Из вагона выходили один за другим, вытаскивали чемоданы, оглядывались, обнимались, плакали и, разговаривая, жестикулировали. Анны среди них не было. Вот уже последние пассажиры покинули вагон, проводник появился на площадке с веником в руках, человек в белом фартуке прошел по пустому вагону, вопрошая: «Кому нужен носильщик?»

Максимов растерянно оглянулся на пустую платформу и вдруг увидел: у последнего вагона, за тележкой с горой чемоданов, стояла худощавая женщина с мальчиком.

Сердце у Максимова запрыгало до боли. Он нерешительно двинулся им навстречу. А женщина вдруг вскрикнула и бросилась к нему. Видно, он не очень изменился, раз она первая его узнала.

Он всматривался в ее лицо, чужое, очень постаревшее, в сетке мелких морщин и слезах, в покрасневшие глаза, в привядшие губы, тоска и жалость сжимала его сердце.

– Вот это, – растерянно сказала Аня, – вот это наш сын Юра.

Максимов обнял мальчугана за плечи, но тот не шевельнулся, и ничто не дрогнуло в его холодном лице.

– Это твой отец, – сказала Аня сыну по-немецки. Он вежливо кивнул головой и, скосив глаза, испуганно посмотрел на погоны Максимова.

Сели в машину. За всю дорогу никто не произнес ни слова… Анна нашла руку мужа и до боли сжимала его пальцы. А он почему-то чувствовал себя виноватым в том, что Анна так постарела, измучилась, и что рядом с ними сидит спокойный сероглазый мальчик, и к этому мальчику он не питает никаких чувств, кроме удивления. Мать объяснялась с ним по-немецки. Анна только недавно нашла своего сына в одном из немецких приютов и знала о нем почти столько же, сколько Максимов.

Она не понимала, что душа этого мальчугана как источник, промерзший почти до самого дна. Только в глубине незаметно и неощутимо живет и пульсирует теплое слабое течение. Сумеют ли они растопить лед? Хватит ли у них терпения, мужества и любви? Срастется ли их семья, расколотая, изувеченная войной?

Анне было тяжело говорить о войне, вспоминать Харьков, куда она эвакуировалась вместе с тетей Олей, когда родился Юрка. Она пошла работать няней в ясли, только ради того, чтобы сохранить малыша. Начался голод, болезни, страх за жизнь ребенка, за мужа, от него не было вестей.

Потом на улицах Харькова появились немцы, укутанные в длинные резиновые плащи, с фуражками гробовщиков на голове. Жизнь стала невыносимой: кто-то донес, что она жена офицера, и ее вместе с ребенком привели на сборный пункт и сообщили, что их отправляют в Восточную Пруссию.

Зимнее пальто, сшитое в лучшие времена и тогда так ладно сидевшее на ней, теперь болталось как на вешалке. Она крепко держала узелок, а сына, закутанного в одеяло, прижимала к груди так сильно, что онемели руки.

Ее втолкнули в переполненный товарный вагон. Через головы людей она выглянула наружу и увидела маленькую седую женщину – тетю Олю, которая прорывалась к вагону, но ее отгоняли. Один из конвоиров пнул ее ногой. Тетя Оля упала. Паровоз запыхтел и тихонько тронул. Аня отвернулась к стене и уставилась в угол вагона сухими глазами. Она не плакала…

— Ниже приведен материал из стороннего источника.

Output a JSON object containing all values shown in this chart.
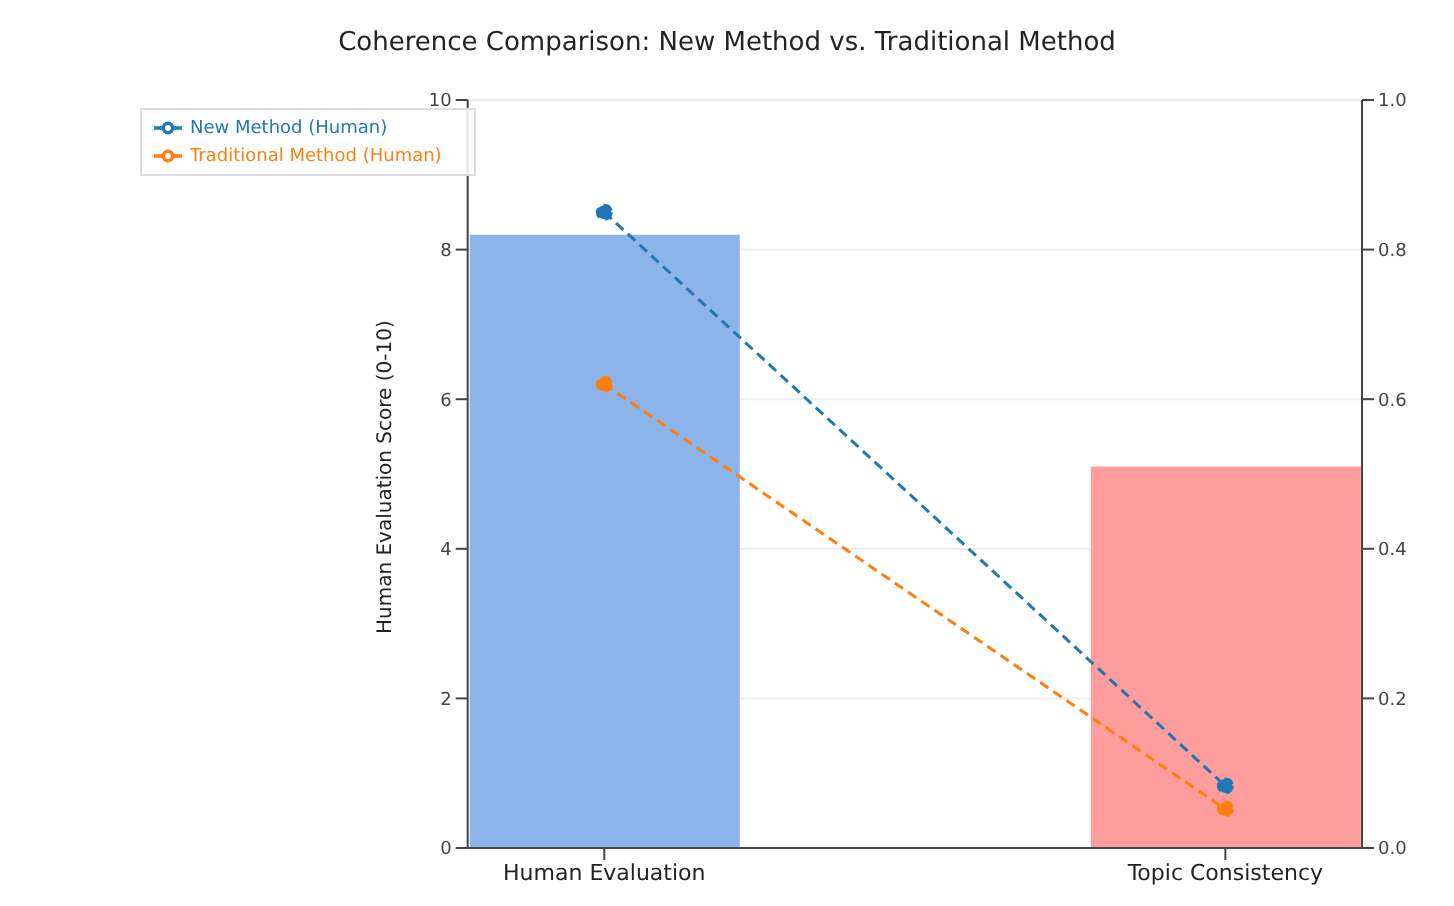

В ее памяти навсегда запечатлелась ужасающая картина: толпа кое-как одетых, растерянных, страдающих, униженных женщин и детей, немецкие окрики, лай овчарок, сдавленные рыдания, пыхтение паровоза, шарканье подошв, редкие выстрелы…

И расставание с Юркой; его оторвали насильно. «Немцы – люди пунктуальные, – сказали ей, – где бы ни очутился ваш сын, вот по этому номерку вы его найдете…» Она держала в руках номерок и заливалась слезами, не зная; что впереди и ей самой придется испытать унизительное чувство раба-невольника, стать живым «товаром», который не имеет имени и фамилии, а принимается по количеству голов, как породистый тильзитский скот, и должен работать на ферме у бауера.

После войны Аня жила мыслью – забрать из приюта сына, вернуться на Родину. Ее, в числе многих советских людей, по воле судеб очутившихся в Западной Германии, мытарили по лагерям «перемещенных». Она протестовала, требовала встречи с советскими представителями. Ей говорили: «Напишите письмо, мы передадим». Она писала. Послания исчезали, как в пропасть падали… С издевкой глядя ей в глаза, жандармы посмеивались: «Вам никто не отвечает. Значит, вас там не ждут».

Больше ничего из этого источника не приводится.